工場見学から帰ってきて学んだ内容をまとめ終わると、グラブの復元に取り掛かった。本番に備えて分解した部品の型紙をとり、作業に必要な道具を買い揃えた。そしていよいよ復元作業開始。レザークラフトに使うロウ引き糸を使い、縫い目が揃うように根気よく縫い続けた。指部分の革を一枚ずつ縫い合わせ、次第にグラブの形になっていく。穴の位置を合わせることに固執しすぎたのか、完成したグラブはとんでもなく形が歪んでしまっていた。試しにボールを捕ろうとしたが一度も捕れなかった。肝心のグラブの形に整えるということを考えず、無我夢中で縫ってしまった。紐通しも含めここで多くの課題が生まれた。

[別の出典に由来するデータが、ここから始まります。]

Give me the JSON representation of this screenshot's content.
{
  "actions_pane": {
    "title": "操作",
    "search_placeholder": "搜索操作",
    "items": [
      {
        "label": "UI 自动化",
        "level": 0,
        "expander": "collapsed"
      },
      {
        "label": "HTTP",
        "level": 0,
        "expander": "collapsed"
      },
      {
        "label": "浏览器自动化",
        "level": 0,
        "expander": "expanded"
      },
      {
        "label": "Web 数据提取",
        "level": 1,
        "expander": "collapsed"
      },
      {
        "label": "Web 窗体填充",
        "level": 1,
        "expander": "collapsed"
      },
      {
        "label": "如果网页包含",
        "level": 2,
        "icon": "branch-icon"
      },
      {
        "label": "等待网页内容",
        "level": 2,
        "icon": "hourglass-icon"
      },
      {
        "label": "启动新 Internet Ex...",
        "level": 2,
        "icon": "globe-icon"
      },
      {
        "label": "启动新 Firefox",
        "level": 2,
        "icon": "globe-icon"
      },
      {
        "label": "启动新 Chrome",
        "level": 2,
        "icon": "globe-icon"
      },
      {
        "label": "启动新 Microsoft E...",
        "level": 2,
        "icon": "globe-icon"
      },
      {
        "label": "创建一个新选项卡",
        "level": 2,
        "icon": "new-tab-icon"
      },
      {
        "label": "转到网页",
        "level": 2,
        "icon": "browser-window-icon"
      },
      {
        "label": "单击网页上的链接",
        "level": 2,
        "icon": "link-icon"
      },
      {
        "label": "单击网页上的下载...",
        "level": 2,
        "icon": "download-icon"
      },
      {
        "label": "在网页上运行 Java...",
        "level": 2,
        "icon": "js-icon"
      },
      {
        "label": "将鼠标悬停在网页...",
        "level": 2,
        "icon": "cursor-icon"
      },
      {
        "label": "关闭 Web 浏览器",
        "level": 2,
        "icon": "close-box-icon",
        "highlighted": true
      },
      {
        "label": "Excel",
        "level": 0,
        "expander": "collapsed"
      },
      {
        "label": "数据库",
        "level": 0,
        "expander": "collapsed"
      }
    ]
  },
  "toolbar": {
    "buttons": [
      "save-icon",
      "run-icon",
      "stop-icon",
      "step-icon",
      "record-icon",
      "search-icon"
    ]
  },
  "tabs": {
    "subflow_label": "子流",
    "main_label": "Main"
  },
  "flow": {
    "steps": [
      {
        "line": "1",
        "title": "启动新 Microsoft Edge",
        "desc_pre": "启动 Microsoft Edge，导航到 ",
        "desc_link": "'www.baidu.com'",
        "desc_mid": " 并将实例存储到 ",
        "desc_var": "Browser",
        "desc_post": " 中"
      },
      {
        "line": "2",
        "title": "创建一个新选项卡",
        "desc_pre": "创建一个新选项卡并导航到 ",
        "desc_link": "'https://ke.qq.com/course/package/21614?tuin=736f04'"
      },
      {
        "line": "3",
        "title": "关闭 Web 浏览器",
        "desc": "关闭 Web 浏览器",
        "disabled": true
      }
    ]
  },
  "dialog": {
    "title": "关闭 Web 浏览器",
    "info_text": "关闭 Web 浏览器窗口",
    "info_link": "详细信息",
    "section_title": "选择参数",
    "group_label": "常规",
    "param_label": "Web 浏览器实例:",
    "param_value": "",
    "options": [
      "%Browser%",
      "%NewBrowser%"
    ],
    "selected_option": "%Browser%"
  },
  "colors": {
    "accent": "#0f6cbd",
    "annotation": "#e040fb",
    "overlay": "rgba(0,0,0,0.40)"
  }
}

七月下旬、工場見学でお世話になった方が出張で横浜に来ると聞いた。そこで復元品を見せるためスポーツ用品店へと出かけ、たくさんのアドバイスをいただいた。型を崩さないコツや本革で縫う際の注意点も教えてくれた。このアドバイスを忘れずに、本番では復元品と比にならないほどの良い作品を作ろうと決意した。
いよいよ本番の製作が始まった。本番は縫うだけでなく、革を裁断するところから作業する必要がある。型紙から少しでもずれると形が崩れるので、裁断から緊張する。革を切るのは意外に力も必要だった。そして切った革の断面を磨く。これは根気のいる作業だった。磨いたらいよいよ縫製に入っていく。本番は外側だけでなく、指芯や指当てなどの内側の部品も縫わなければならず、時間もかかり大変だった。とにかく復元作業での反省を生かし、型を崩さないことを特に意識して縫った。バラバラだった革が次第に指の形になっていくのは達成感があった。数日かけて手の甲側の外側の部位が形になって来た時は「自分がグラブを作っている」と実感した。親からも「綺麗に縫えているね」と褒められ、僕は思ったより裁縫のセンスがあることに気づき、嬉しくなった。型を崩さないよう、紐も一本一本時間をかけて丁寧に通した。そして出来上がったものはとても満足のいくものだった。
労作展当日、僕は野球部の招待試合もあったので教室が開く前から待機していた。やがて教室が開き、自分のグラブの前へ行くと、そこには「賞」と書かれた紙が垂れていた。そしてその裏には、鮮やかな赤いペンマークが描かれていた。僕のこの夏の努力が報われた瞬間だった。
こうして僕の三年間の労作展は幕を下ろした。グラブ製作はとても楽しく、「自信作」といえるものだったなと思う。この夏の経験は一生忘れないだろう。